A series of political and economic reforms have led to the lifting of most international sanctions since 2012. While it may take many years of intensive foreign investment and rapid growth to catch up to other Southeast Asian countries, Myanmar has exceptional potential for a country in its income range.
Agriculture, fishing and forestry are the country’s largest sector, contributing 30.5% to Myanmar’s GDP in FY2012/13. Manufacturing is the second-largest sector, accounting for 19.9% of GDP in FY2012/12, followed by retail and wholesale trade with 19%, transport and communication with 13.3%, and mining with 6.1%, the report says.

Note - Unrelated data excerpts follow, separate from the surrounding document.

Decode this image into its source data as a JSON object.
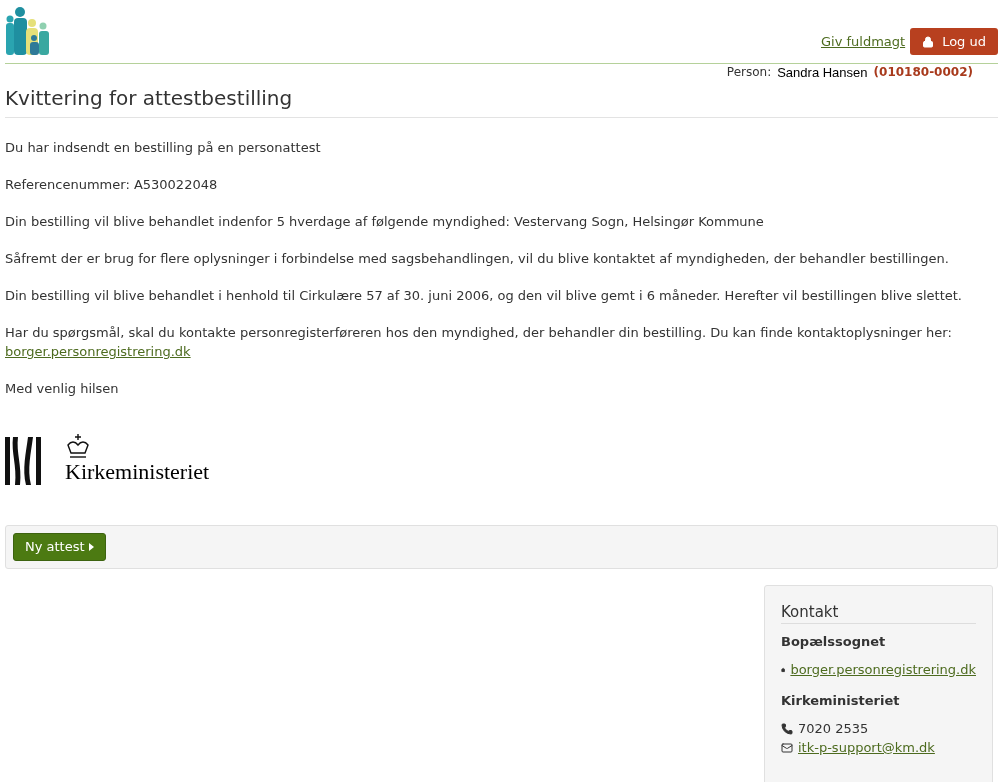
{
  "header": {
    "proxy_link": "Giv fuldmagt",
    "logout_button": "Log ud",
    "person_label": "Person:",
    "person_name": "Sandra Hansen",
    "person_id": "(010180-0002)"
  },
  "title": "Kvittering for attestbestilling",
  "paragraphs": [
    {
      "text": "Du har indsendt en bestilling på en personattest"
    },
    {
      "text": "Referencenummer: A530022048"
    },
    {
      "text": "Din bestilling vil blive behandlet indenfor 5 hverdage af følgende myndighed: Vestervang Sogn, Helsingør Kommune"
    },
    {
      "text": "Såfremt der er brug for flere oplysninger i forbindelse med sagsbehandlingen, vil du blive kontaktet af myndigheden, der behandler bestillingen."
    },
    {
      "text": "Din bestilling vil blive behandlet i henhold til Cirkulære 57 af 30. juni 2006, og den vil blive gemt i 6 måneder. Herefter vil bestillingen blive slettet."
    },
    {
      "text": "Har du spørgsmål, skal du kontakte personregisterføreren hos den myndighed, der behandler din bestilling. Du kan finde kontaktoplysninger her:",
      "link": "borger.personregistrering.dk"
    },
    {
      "text": "Med venlig hilsen"
    }
  ],
  "ministry_logo": {
    "name": "Kirkeministeriet"
  },
  "action_button": "Ny attest",
  "contact": {
    "title": "Kontakt",
    "groups": [
      {
        "heading": "Bopælssognet",
        "items": [
          {
            "kind": "web",
            "text": "borger.personregistrering.dk"
          }
        ]
      },
      {
        "heading": "Kirkeministeriet",
        "items": [
          {
            "kind": "phone",
            "text": "7020 2535"
          },
          {
            "kind": "email",
            "text": "itk-p-support@km.dk"
          }
        ]
      }
    ]
  }
}
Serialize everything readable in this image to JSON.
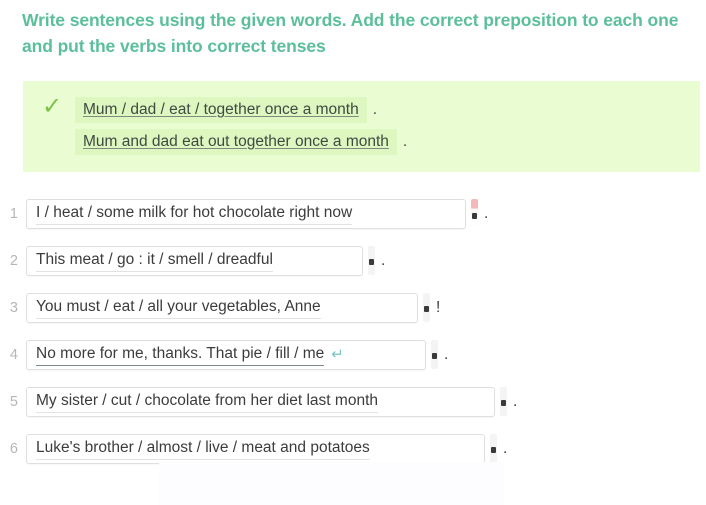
{
  "exercise": {
    "title": "Write sentences using the given words. Add the correct preposition to each one and put the verbs into correct tenses",
    "title_color": "#5cbf9b",
    "example": {
      "status_icon": "check-icon",
      "status_color": "#79c347",
      "background_color": "#eafdd2",
      "highlight_color": "#def6c0",
      "prompt_text": "Mum / dad / eat / together once a month",
      "prompt_punct": ".",
      "answer_text": "Mum and dad eat out together once a month",
      "answer_punct": "."
    },
    "items": [
      {
        "number": "1",
        "value": "I / heat / some milk for hot chocolate right now",
        "punct": ".",
        "field_width": 440,
        "scroll_indicator": "pink",
        "enter_icon": false,
        "active": false
      },
      {
        "number": "2",
        "value": "This meat / go : it / smell / dreadful",
        "punct": ".",
        "field_width": 337,
        "scroll_indicator": "gray",
        "enter_icon": false,
        "active": false
      },
      {
        "number": "3",
        "value": "You must / eat / all your vegetables, Anne",
        "punct": "!",
        "field_width": 392,
        "scroll_indicator": "gray",
        "enter_icon": false,
        "active": false
      },
      {
        "number": "4",
        "value": "No more for me, thanks. That pie / fill / me",
        "punct": ".",
        "field_width": 400,
        "scroll_indicator": "gray",
        "enter_icon": true,
        "enter_icon_name": "enter-return-icon",
        "enter_icon_glyph": "↵",
        "active": true
      },
      {
        "number": "5",
        "value": "My sister / cut / chocolate from her diet last month",
        "punct": ".",
        "field_width": 469,
        "scroll_indicator": "gray",
        "enter_icon": false,
        "active": false
      },
      {
        "number": "6",
        "value": "Luke's brother / almost / live / meat and potatoes",
        "punct": ".",
        "field_width": 459,
        "scroll_indicator": "gray",
        "enter_icon": false,
        "active": false
      }
    ]
  }
}
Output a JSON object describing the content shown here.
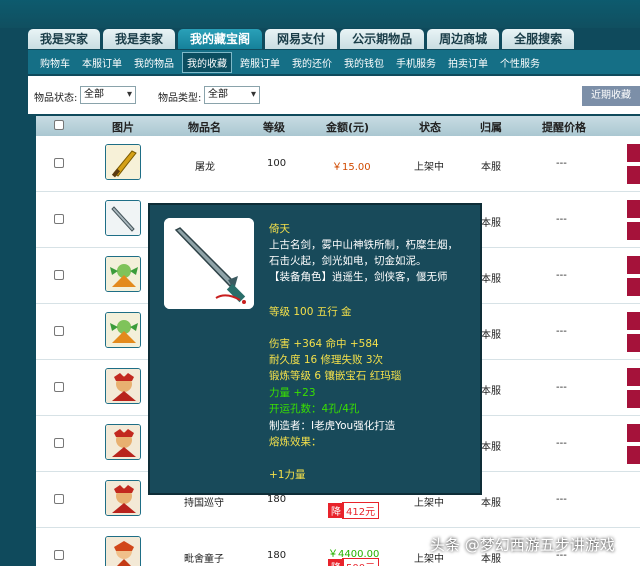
{
  "tabs": [
    "我是买家",
    "我是卖家",
    "我的藏宝阁",
    "网易支付",
    "公示期物品",
    "周边商城",
    "全服搜索"
  ],
  "subnav": [
    "购物车",
    "本服订单",
    "我的物品",
    "我的收藏",
    "跨服订单",
    "我的还价",
    "我的钱包",
    "手机服务",
    "拍卖订单",
    "个性服务"
  ],
  "filter": {
    "status_label": "物品状态:",
    "status_value": "全部",
    "type_label": "物品类型:",
    "type_value": "全部",
    "recent_label": "近期收藏"
  },
  "table": {
    "headers": [
      "图片",
      "物品名",
      "等级",
      "金额(元)",
      "状态",
      "归属",
      "提醒价格"
    ],
    "rows": [
      {
        "name": "屠龙",
        "level": "100",
        "price": "￥15.00",
        "status": "上架中",
        "owner": "本服",
        "remind": "---",
        "icon": "golden-blade-icon"
      },
      {
        "name": "",
        "level": "",
        "price": "",
        "status": "",
        "owner": "本服",
        "remind": "---",
        "icon": "sword-icon"
      },
      {
        "name": "",
        "level": "",
        "price": "",
        "status": "",
        "owner": "本服",
        "remind": "---",
        "icon": "green-monster-icon"
      },
      {
        "name": "",
        "level": "",
        "price": "",
        "status": "",
        "owner": "本服",
        "remind": "---",
        "icon": "green-monster-icon"
      },
      {
        "name": "",
        "level": "",
        "price": "",
        "status": "",
        "owner": "本服",
        "remind": "---",
        "icon": "red-guardian-icon"
      },
      {
        "name": "",
        "level": "",
        "price": "",
        "status": "",
        "owner": "本服",
        "remind": "---",
        "icon": "red-guardian-icon"
      },
      {
        "name": "持国巡守",
        "level": "180",
        "price": "",
        "status": "上架中",
        "owner": "本服",
        "remind": "---",
        "icon": "red-guardian-icon",
        "discount_badge": "降",
        "discount": "412元"
      },
      {
        "name": "毗舍童子",
        "level": "180",
        "price": "￥4400.00",
        "status": "上架中",
        "owner": "本服",
        "remind": "---",
        "icon": "child-icon",
        "discount_badge": "降",
        "discount": "500元"
      }
    ]
  },
  "tooltip": {
    "name": "倚天",
    "desc": [
      "上古名剑，雾中山神铁所制，朽糜生烟，",
      "石击火起，剑光如电，切金如泥。",
      "【装备角色】逍遥生，剑侠客，偃无师"
    ],
    "level_line": "等级 100 五行 金",
    "stats": [
      {
        "text": "伤害 +364 命中 +584",
        "color": "yellow"
      },
      {
        "text": "耐久度 16 修理失败 3次",
        "color": "yellow"
      },
      {
        "text": "锻炼等级 6 镶嵌宝石 红玛瑙",
        "color": "yellow"
      },
      {
        "text": "力量 +23",
        "color": "green"
      },
      {
        "text": "开运孔数：4孔/4孔",
        "color": "green"
      },
      {
        "text": "制造者：I老虎You强化打造",
        "color": "white"
      },
      {
        "text": "熔炼效果：",
        "color": "yellow"
      },
      {
        "text": "",
        "color": "white"
      },
      {
        "text": "+1力量",
        "color": "yellow"
      }
    ]
  },
  "watermark": "头条 @梦幻西游五步讲游戏"
}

The report highlighted that since a historic reform process began in 2010, foreign investment has been pouring in, driving annual growth to more than 8%, according to IMF estimates. There are good reasons to believe the economy will continue to enjoy exceptionally strong growth in the future. In the short term, much will depend on the outcome of the 2015 general election.

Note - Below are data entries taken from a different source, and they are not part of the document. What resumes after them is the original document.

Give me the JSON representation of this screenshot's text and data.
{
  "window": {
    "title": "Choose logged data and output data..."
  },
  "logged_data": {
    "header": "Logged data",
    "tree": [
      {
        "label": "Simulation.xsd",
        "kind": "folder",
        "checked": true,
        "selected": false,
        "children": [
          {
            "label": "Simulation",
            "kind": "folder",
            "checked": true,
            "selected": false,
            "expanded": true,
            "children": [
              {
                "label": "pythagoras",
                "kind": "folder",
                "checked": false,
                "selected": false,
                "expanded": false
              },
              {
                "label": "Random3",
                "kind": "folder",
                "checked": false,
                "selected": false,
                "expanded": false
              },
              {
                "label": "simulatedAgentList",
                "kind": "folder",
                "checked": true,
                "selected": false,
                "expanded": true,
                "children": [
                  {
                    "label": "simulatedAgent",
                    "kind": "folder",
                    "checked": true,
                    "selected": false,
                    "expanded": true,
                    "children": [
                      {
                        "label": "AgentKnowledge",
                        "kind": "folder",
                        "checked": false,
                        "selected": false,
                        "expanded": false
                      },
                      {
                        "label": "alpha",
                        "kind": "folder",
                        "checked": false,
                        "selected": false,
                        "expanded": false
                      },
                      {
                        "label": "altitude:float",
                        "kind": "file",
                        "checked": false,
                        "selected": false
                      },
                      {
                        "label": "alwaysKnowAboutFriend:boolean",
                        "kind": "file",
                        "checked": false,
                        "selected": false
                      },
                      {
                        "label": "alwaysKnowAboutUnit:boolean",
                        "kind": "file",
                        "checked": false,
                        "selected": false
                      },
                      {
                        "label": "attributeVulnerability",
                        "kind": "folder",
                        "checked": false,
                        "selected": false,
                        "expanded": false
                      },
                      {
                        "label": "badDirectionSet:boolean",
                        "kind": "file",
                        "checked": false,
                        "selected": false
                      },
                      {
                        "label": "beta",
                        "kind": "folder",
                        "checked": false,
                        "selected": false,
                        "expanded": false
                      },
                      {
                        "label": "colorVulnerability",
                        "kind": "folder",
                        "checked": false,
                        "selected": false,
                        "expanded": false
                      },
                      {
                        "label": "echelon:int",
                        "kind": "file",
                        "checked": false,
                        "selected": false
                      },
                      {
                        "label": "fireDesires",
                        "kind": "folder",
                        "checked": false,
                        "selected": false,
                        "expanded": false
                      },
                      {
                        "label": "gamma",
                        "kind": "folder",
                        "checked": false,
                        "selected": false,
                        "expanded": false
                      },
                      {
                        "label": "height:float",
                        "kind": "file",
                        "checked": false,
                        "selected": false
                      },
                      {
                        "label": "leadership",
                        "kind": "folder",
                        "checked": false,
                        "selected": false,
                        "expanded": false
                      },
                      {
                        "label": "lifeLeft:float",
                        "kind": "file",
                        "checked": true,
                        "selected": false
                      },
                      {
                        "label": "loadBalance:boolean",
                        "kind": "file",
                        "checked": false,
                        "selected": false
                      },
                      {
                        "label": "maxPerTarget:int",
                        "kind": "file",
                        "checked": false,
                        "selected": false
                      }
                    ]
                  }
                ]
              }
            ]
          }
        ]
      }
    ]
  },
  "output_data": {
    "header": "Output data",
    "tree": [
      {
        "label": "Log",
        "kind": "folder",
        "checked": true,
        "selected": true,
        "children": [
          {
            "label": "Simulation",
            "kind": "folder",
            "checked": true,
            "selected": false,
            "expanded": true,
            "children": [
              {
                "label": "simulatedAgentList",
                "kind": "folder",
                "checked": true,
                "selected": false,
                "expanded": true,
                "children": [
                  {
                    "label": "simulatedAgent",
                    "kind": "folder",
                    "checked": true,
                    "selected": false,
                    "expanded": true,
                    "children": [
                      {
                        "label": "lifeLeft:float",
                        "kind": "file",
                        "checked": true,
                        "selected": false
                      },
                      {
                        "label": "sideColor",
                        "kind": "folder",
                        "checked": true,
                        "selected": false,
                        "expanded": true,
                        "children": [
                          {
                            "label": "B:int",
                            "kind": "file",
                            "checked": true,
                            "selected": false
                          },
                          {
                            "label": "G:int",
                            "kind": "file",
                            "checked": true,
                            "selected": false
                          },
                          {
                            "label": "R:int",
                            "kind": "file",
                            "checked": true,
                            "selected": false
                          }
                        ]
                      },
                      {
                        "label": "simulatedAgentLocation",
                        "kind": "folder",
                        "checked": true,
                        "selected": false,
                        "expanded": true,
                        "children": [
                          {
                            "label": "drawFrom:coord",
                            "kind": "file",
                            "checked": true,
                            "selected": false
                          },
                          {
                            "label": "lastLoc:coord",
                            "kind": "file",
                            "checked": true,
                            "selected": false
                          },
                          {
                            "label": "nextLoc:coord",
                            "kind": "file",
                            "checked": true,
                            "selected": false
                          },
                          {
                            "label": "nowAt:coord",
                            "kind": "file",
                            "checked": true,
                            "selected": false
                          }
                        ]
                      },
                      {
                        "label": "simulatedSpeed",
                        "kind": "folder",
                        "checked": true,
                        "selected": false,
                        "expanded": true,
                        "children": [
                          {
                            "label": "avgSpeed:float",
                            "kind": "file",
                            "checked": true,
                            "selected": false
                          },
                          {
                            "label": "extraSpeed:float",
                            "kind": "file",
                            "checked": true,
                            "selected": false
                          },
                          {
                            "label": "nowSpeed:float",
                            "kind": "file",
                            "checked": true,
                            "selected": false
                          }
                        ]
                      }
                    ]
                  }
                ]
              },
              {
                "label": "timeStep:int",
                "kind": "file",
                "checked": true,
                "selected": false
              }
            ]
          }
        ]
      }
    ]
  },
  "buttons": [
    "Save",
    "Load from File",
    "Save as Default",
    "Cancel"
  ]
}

“As a matter of fact, Oxford Business Group’s report is totally right. The reason is a free and fair election can bring about the economic development as well as the massive inflow of foreign investments into the country. And the international community would certainly monitor the current government’s efforts to handover the country’s power to the next government by holding a free and fair election. That’s to say, economic development of a country depends on the political condition of that country. This report may come out based on the emergence of a fairly-elected government,” said lower house MP Min Thu.
The emergence of a good government with a better political system can contribute a lot to the economic development of the country. Currently, the country sees political instabilities.

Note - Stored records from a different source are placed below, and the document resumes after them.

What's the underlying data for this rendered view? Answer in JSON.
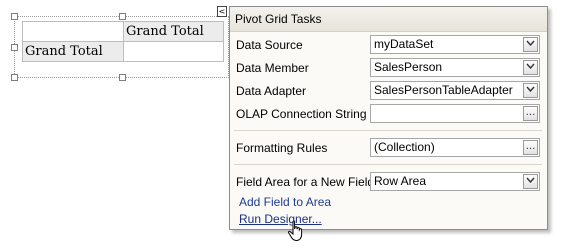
{
  "pivot_grid": {
    "column_header": "Grand Total",
    "row_header": "Grand Total"
  },
  "smart_tag": {
    "glyph": "<"
  },
  "tasks_panel": {
    "title": "Pivot Grid Tasks",
    "rows": [
      {
        "label": "Data Source",
        "value": "myDataSet",
        "control": "dropdown",
        "button_glyph": "v"
      },
      {
        "label": "Data Member",
        "value": "SalesPerson",
        "control": "dropdown",
        "button_glyph": "v"
      },
      {
        "label": "Data Adapter",
        "value": "SalesPersonTableAdapter",
        "control": "dropdown",
        "button_glyph": "v"
      },
      {
        "label": "OLAP Connection String",
        "value": "",
        "control": "ellipsis",
        "button_glyph": "..."
      },
      {
        "label": "Formatting Rules",
        "value": "(Collection)",
        "control": "ellipsis",
        "button_glyph": "..."
      },
      {
        "label": "Field Area for a New Field",
        "value": "Row Area",
        "control": "dropdown",
        "button_glyph": "v"
      }
    ],
    "links": {
      "add_field": "Add Field to Area",
      "run_designer": "Run Designer..."
    }
  },
  "icons": {
    "dropdown_arrow": "chevron-down-icon",
    "ellipsis": "ellipsis-icon",
    "cursor": "hand-cursor-icon"
  },
  "colors": {
    "panel_background": "#fbfaf6",
    "header_cell": "#ececec",
    "link": "#1f3a93"
  }
}
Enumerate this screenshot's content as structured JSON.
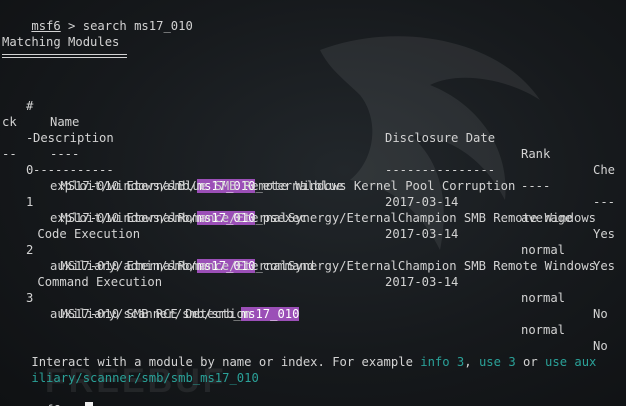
{
  "colors": {
    "background": "#16191c",
    "text": "#d3d3d3",
    "highlight": "#9b4fb7",
    "hint": "#2aa198"
  },
  "top_prompt": {
    "label": "msf6",
    "sep": " > ",
    "command": "search ms17_010"
  },
  "heading": "Matching Modules",
  "table": {
    "h_num": "#",
    "h_name": "Name",
    "h_date": "Disclosure Date",
    "h_rank": "Rank",
    "h_check_trunc": "Che",
    "h_check_wrap": "ck",
    "h_desc": "Description",
    "dash_num": "-",
    "dash_name": "----",
    "dash_date": "---------------",
    "dash_rank": "----",
    "dash_check": "---",
    "dash_check_wrap": "--",
    "dash_desc": "-----------",
    "rows": [
      {
        "num": "0",
        "name_pre": "exploit/windows/smb/",
        "name_match": "ms17_010",
        "name_post": "_eternalblue",
        "date": "2017-03-14",
        "rank": "average",
        "check": "Yes",
        "desc": "MS17-010 EternalBlue SMB Remote Windows Kernel Pool Corruption",
        "desc_wrap": ""
      },
      {
        "num": "1",
        "name_pre": "exploit/windows/smb/",
        "name_match": "ms17_010",
        "name_post": "_psexec",
        "date": "2017-03-14",
        "rank": "normal",
        "check": "Yes",
        "desc": "MS17-010 EternalRomance/EternalSynergy/EternalChampion SMB Remote Windows",
        "desc_wrap": "Code Execution"
      },
      {
        "num": "2",
        "name_pre": "auxiliary/admin/smb/",
        "name_match": "ms17_010",
        "name_post": "_command",
        "date": "2017-03-14",
        "rank": "normal",
        "check": "No",
        "desc": "MS17-010 EternalRomance/EternalSynergy/EternalChampion SMB Remote Windows",
        "desc_wrap": "Command Execution"
      },
      {
        "num": "3",
        "name_pre": "auxiliary/scanner/smb/smb_",
        "name_match": "ms17_010",
        "name_post": "",
        "date": "",
        "rank": "normal",
        "check": "No",
        "desc": "MS17-010 SMB RCE Detection",
        "desc_wrap": ""
      }
    ]
  },
  "hint": {
    "text1": "Interact with a module by name or index. For example ",
    "info_cmd": "info 3",
    "sep1": ", ",
    "use_cmd": "use 3",
    "sep2": " or ",
    "use_aux_start": "use aux",
    "use_aux_end": "iliary/scanner/smb/smb_ms17_010"
  },
  "bottom_prompt": {
    "label": "msf6",
    "sep": " > "
  },
  "watermark": "FREEBUF"
}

“As all we know how the country’s political situation is. Since the current government took office, people from all walks of life have been expressing their desires through a series of protests. The authority needs to deal with these issues through negotiation known as democratic culture. Here both sides need to do likewise. The democratic culture means compromise, negotiation and avoiding extremism. The crucial point is that the government would have to handle it in a peaceful and gentle manner, averting the violence acts. Only then, would the emergence of such conditions help the country create a good political pace, thereby contributing to a favorable economic environment for investors,” Min Thu added.
This fiscal year still sees a massive influx of foreign investments into the country. The country’s total foreign investment has reached US$7 billion before the end of this fiscal year, surpassing last year’s figures, according to the directorate of investment and company administration.
China, Thailand, Hong Kong, and Singapore are the top investors in Myanmar followed by the United Kingdom and Korea. Investments from Malaysia, Vietnam, France, Japan, India, the Netherlands, US, Indonesia, Australia, Russia are also on the rise.
According to Myanmar Investment Commission, 37 foreign countries have invested US$53.170 billion since January 31, 2015.